Background: In an attempt to provide minimally invasive treatment for Dupuytren's disease, percutaneous disruption of the affected tissue followed by lipografting is being tested. Contractile myofibroblasts drive this fibroproliferative disorder, whereas stem cells have recently been implicated in preventing fibrosis. Therefore, the authors tested the role of stem cells in modulating myofibroblast activity in Dupuytren's disease.
Methods: The authors compared the effect of co-culturing Dupuytren's myofibroblasts with either adipose-derived or bone-marrow–derived stem cells on isometric force contraction and associated levels of α-smooth muscle actin mRNA and protein expression. The authors also tested the effect of these stem cells on Dupuytren's myofibroblast proliferation and assessed whether this was mediated by cell-to-cell contact or by a paracrine mechanism.
Results: Addition of adipose-derived stem cells to Dupuytren's myofibroblasts reduced the contraction of the latter, with a corresponding reduction of α-smooth muscle actin protein expression, probably through a dilution effect.

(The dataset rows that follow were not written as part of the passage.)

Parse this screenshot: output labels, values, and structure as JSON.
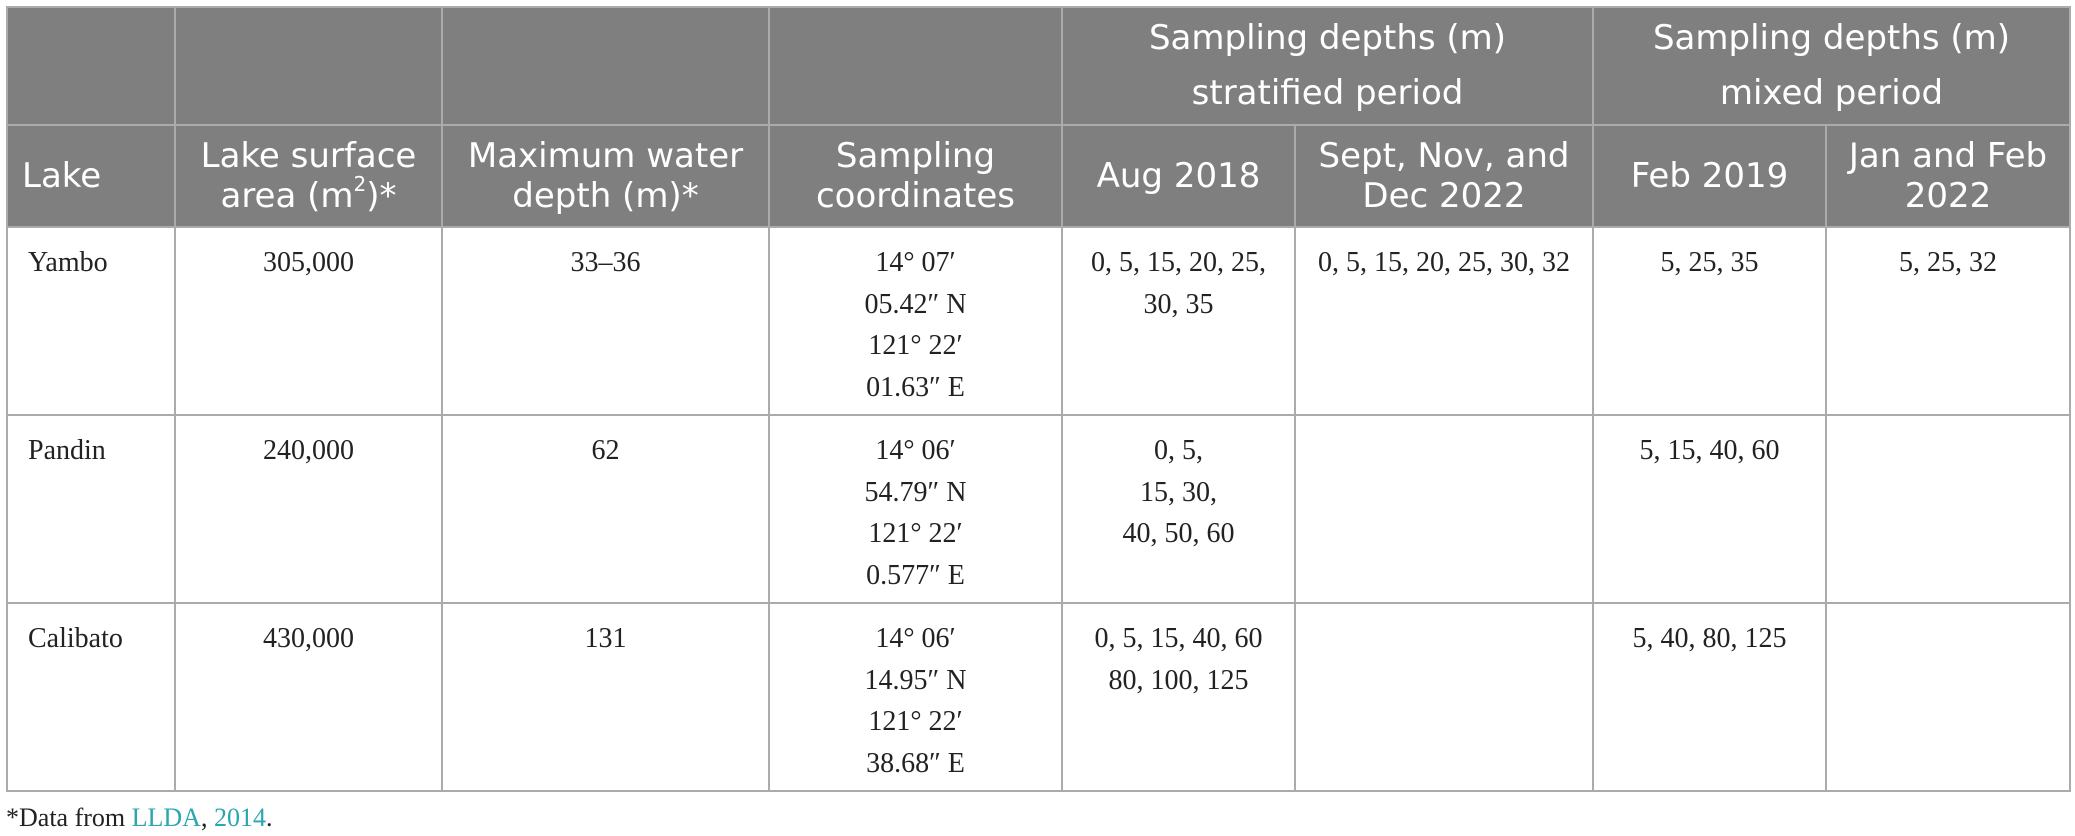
{
  "header": {
    "group_stratified": [
      "Sampling depths (m)",
      "stratified period"
    ],
    "group_mixed": [
      "Sampling depths (m)",
      "mixed period"
    ],
    "lake": "Lake",
    "surface_area_pre": "Lake surface area (m",
    "surface_area_sup": "2",
    "surface_area_post": ")*",
    "max_depth": "Maximum water depth (m)*",
    "coords": "Sampling coordinates",
    "aug2018": "Aug 2018",
    "sept_dec2022": "Sept, Nov, and Dec 2022",
    "feb2019": "Feb 2019",
    "jan_feb2022": "Jan and Feb 2022"
  },
  "rows": [
    {
      "lake": "Yambo",
      "area": "305,000",
      "depth": "33–36",
      "coords": [
        "14° 07′",
        "05.42″ N",
        "121° 22′",
        "01.63″ E"
      ],
      "aug2018": [
        "0, 5, 15, 20, 25,",
        "30, 35"
      ],
      "sept_dec2022": [
        "0, 5, 15, 20, 25, 30, 32"
      ],
      "feb2019": [
        "5, 25, 35"
      ],
      "jan_feb2022": [
        "5, 25, 32"
      ]
    },
    {
      "lake": "Pandin",
      "area": "240,000",
      "depth": "62",
      "coords": [
        "14° 06′",
        "54.79″ N",
        "121° 22′",
        "0.577″ E"
      ],
      "aug2018": [
        "0, 5,",
        "15, 30,",
        "40, 50, 60"
      ],
      "sept_dec2022": [],
      "feb2019": [
        "5, 15, 40, 60"
      ],
      "jan_feb2022": []
    },
    {
      "lake": "Calibato",
      "area": "430,000",
      "depth": "131",
      "coords": [
        "14° 06′",
        "14.95″ N",
        "121° 22′",
        "38.68″ E"
      ],
      "aug2018": [
        "0, 5, 15, 40, 60",
        "80, 100, 125"
      ],
      "sept_dec2022": [],
      "feb2019": [
        "5, 40, 80, 125"
      ],
      "jan_feb2022": []
    }
  ],
  "footnote": {
    "prefix": "*Data from ",
    "link1": "LLDA",
    "sep": ", ",
    "link2": "2014",
    "suffix": "."
  }
}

In contrast, bone marrow–derived stem cells increased myofibroblast contractility. In addition, adipose-derived stem cells inhibit myofibroblast proliferation and mediate these effects by soluble factors, influenced by cell-to-cell contact–dependent signaling.
Conclusion: Adipose-derived stem cells inhibit the contractile myofibroblast in Dupuytren's disease, and these findings lend support to the potential benefit of lipografting in conjunction with aponeurotomy as a novel strategy for the treatment of Dupuytren's disease.